Appeal Judges Voice Doubts About Ruling on Transgender Woman’s Admission into Wyoming Sorority

As viewed through a fisheye lens, demonstrators hold a sign on the steps before a news conference outside the United States Court of Appeals for the Tenth Circuit Tuesday, May 14, 2024, in Denver. The “Save Sisterhood” demonstration and news conference were staged after oral arguments for the landmark Westenbroek et al v. Kappa Kappa Gamma sorority lawsuit. The suit claims that the sorority violated bylaws by allowing a male to join the chapter at the University of Wyoming in 2022. (AP Photo/David Zalubowski)


DENVER (AP) — Federal appellate court judges expressed doubt Tuesday about whether they could rule on a transgender woman’s admission into a University of Wyoming sorority or if a lower court should continue to hear the case.

The admission of Artemis Langford into the Kappa Kappa Gamma sorority prompted a lawsuit from six other sorority members last year. After hearing from both sides in the case, the three-judge U.S. 10th Circuit Court of Appeals took the arguments under advisement without ruling.

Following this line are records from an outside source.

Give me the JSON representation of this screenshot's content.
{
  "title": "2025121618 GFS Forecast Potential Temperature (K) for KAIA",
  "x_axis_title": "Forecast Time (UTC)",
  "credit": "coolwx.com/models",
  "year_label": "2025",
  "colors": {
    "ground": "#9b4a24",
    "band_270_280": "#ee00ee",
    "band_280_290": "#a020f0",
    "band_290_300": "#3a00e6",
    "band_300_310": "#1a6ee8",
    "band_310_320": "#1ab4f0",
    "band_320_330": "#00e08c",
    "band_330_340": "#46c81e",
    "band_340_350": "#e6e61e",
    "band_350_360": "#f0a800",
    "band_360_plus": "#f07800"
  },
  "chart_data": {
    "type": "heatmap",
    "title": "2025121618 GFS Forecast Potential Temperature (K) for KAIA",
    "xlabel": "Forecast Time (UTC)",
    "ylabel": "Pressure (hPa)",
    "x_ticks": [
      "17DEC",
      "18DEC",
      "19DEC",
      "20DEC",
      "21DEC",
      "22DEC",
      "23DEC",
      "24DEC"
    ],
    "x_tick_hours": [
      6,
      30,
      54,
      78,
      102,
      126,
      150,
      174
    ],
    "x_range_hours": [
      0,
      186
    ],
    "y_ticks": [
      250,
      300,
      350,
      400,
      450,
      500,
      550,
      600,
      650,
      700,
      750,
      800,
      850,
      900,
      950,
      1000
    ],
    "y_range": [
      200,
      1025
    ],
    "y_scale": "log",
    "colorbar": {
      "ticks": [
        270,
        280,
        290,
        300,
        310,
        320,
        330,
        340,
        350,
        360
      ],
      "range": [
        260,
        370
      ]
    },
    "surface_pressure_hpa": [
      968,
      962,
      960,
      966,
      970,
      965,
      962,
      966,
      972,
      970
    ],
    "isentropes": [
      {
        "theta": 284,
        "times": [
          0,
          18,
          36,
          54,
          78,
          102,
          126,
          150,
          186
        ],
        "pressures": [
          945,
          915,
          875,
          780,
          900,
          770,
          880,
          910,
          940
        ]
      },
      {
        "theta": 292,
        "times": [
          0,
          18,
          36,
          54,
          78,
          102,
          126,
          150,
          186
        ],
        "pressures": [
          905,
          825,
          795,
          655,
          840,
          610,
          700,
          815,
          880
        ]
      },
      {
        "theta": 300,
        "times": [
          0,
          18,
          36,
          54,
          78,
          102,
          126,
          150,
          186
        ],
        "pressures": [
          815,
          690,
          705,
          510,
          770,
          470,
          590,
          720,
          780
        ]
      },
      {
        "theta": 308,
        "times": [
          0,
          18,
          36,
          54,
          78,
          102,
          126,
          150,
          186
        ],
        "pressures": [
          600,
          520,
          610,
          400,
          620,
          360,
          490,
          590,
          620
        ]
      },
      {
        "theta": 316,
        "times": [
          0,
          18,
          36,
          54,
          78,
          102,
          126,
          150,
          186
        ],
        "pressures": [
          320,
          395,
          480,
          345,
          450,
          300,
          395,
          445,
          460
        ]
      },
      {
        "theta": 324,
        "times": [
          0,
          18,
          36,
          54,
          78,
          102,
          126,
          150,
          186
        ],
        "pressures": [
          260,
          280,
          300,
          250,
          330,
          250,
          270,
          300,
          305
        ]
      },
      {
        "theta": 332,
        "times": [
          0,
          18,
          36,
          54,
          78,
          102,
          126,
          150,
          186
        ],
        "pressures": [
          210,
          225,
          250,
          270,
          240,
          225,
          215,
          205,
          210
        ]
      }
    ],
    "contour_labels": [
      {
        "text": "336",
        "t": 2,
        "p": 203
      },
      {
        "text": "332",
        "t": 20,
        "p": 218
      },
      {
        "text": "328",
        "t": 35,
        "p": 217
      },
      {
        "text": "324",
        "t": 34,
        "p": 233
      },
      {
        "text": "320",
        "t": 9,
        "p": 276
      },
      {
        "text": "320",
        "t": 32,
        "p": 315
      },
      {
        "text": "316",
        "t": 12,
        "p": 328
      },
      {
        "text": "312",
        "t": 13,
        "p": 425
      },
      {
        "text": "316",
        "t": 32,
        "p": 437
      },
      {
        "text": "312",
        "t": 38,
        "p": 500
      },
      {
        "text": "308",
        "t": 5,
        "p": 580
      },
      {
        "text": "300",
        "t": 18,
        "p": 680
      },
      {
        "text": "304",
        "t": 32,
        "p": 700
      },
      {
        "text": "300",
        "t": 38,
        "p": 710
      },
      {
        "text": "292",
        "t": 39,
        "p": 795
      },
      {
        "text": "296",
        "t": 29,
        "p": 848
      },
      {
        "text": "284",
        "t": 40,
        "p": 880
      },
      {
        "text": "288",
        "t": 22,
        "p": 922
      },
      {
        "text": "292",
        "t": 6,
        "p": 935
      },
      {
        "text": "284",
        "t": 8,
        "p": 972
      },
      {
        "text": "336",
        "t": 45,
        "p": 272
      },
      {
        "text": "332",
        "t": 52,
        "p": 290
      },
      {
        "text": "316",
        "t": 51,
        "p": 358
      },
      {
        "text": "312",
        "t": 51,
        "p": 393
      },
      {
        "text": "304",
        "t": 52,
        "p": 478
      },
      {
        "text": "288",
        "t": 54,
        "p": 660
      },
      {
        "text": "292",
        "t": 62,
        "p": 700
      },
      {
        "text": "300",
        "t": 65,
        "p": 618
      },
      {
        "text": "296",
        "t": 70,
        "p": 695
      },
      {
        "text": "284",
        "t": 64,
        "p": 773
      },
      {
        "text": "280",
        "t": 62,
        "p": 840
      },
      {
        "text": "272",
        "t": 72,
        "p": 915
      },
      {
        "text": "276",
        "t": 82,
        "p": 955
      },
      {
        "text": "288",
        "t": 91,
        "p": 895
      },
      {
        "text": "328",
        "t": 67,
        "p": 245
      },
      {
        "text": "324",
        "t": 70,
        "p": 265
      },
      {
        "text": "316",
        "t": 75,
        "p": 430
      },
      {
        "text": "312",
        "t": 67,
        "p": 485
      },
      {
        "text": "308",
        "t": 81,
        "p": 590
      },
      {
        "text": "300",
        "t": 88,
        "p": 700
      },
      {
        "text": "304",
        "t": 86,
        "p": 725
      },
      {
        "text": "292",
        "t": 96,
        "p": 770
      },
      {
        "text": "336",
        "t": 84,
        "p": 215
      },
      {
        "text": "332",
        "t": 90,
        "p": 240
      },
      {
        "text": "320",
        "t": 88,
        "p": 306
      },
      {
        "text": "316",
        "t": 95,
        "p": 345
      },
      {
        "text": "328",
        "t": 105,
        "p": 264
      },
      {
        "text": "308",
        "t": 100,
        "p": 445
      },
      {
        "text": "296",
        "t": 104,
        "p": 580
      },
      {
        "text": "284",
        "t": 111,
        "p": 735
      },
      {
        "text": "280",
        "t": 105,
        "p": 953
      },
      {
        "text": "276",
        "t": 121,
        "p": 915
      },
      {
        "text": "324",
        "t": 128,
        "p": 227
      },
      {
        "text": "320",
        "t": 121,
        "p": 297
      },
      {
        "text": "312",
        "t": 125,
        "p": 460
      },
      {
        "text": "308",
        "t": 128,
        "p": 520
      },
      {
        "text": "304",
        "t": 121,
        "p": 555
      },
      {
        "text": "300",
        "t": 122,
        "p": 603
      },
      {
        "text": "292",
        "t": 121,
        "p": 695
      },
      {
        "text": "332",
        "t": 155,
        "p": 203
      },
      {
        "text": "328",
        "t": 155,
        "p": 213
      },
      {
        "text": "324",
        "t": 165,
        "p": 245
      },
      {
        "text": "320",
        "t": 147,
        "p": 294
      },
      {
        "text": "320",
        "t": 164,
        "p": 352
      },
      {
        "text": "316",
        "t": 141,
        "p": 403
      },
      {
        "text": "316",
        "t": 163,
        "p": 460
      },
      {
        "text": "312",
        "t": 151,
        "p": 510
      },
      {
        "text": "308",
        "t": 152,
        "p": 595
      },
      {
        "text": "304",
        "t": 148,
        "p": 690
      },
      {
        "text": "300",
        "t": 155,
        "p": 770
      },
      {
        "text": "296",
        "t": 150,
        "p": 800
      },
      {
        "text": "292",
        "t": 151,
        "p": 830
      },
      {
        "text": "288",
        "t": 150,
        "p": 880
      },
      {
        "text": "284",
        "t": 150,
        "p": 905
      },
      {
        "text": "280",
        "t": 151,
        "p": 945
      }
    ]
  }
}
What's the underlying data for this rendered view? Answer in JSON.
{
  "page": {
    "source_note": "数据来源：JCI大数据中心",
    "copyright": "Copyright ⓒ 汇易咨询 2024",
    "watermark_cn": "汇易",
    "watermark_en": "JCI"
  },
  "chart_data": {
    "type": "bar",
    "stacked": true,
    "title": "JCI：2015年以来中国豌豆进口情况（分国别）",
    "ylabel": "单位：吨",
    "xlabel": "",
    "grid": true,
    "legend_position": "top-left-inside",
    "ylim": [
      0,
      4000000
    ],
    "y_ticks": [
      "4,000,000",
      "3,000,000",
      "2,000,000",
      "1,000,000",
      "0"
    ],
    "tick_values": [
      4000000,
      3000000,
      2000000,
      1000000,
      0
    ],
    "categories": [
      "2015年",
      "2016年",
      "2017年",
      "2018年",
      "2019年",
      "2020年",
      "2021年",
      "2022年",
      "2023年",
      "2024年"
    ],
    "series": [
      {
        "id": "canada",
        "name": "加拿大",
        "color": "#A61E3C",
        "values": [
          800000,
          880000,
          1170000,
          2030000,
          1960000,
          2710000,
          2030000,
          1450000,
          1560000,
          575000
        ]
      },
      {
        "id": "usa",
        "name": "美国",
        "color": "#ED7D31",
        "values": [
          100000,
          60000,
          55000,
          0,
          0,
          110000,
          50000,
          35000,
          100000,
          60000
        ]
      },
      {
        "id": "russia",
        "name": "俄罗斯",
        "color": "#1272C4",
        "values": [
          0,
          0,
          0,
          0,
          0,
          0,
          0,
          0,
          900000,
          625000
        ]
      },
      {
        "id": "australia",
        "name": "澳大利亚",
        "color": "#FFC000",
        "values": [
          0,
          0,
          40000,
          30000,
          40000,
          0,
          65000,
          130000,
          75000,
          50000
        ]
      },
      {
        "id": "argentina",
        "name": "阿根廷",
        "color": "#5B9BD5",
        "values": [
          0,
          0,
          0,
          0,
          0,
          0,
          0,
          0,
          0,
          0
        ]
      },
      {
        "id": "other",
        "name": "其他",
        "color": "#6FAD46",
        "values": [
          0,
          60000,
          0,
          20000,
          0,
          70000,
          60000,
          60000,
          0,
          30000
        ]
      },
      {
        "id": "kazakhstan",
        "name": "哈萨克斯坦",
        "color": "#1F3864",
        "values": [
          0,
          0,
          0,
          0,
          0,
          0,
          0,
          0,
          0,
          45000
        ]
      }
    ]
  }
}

The case at Wyoming’s only four-year public university has drawn widespread attention as transgender people fight for more acceptance in schools, athletics, workplaces and elsewhere, while others push back.

In their lawsuit, the six current and former members of the Kappa Kappa Gamma sorority chapter in Laramie, Wyoming, challenge Langford’s admission by casting doubt on whether sorority rules allowed a transgender woman.

An attorney for the sorority sisters told the judges Tuesday the national sorority council was unfair to sorority members by changing who could belong. However, the bulk of the judges’ questions and remarks to attorneys focused on whether the case was even ripe for appeal.

Last summer, U.S. District Judge Alan Johnson in Cheyenne dismissed the case without prejudice in a ruling that suggested the lawsuit could be refiled in his court. That alone should forestall appeal, attorneys for the Ohio-based sorority argue in court documents.

Appellate Judge Carolyn McHugh expressed openness to that argument.

“It seems to me it’s not final,” McHugh told the sorority sisters’ attorney, May Mailman, at the outset of Tuesday’s oral arguments.

Mailman told the judges the case was sufficiently resolved in district court to allow appeal. But appellate Judge Richard Federico voiced similar doubts.

“The district court is offering you a lifeline,” he told Mailman.

Mailman argued that by allowing transgender women into the chapter at the university, the national sorority council and president violated their obligation to sorority members to faithfully follow sorority bylaws. State law in Ohio, however, gives the volunteer board for the private, Ohio-based organization wide leeway to define terms in those bylaws, including who’s a woman, argued Kappa Kappa Gamma attorney Natalie McLaughlin.

A court may get involved only if such an interpretation is unreasonable or arbitrary but that wasn’t the case, McLaughlin added.

The arguments drew a handful of demonstrators outside the federal courthouse holding signs that read “Save Sisterhood” and “Women have the right to women’s only spaces.”

“We shouldn’t have to say ‘Here’s why I need my women’s space.’ Women’s spaces should be protected, period,” Mailman said at a news conference after the arguments.

The argument that a court should be able to tell a private organization how to define a woman flies in the face of conservative skepticism about big government, the Wyoming LGBTQ+ advocacy group Wyoming Equality said in a statement.

“They are arguing against the right of organizations to determine their own membership,” Director Sara Burlingame said. “I am optimistic that the 10th Circuit will agree with Judge Johnson.”

The sorority sisters’ lawsuit against Kappa Kappa Gamma and its president, Mary Pat Rooney, claimed Langford made them feel uncomfortable in the sorority house. Langford has been dropped from the lawsuit on appeal.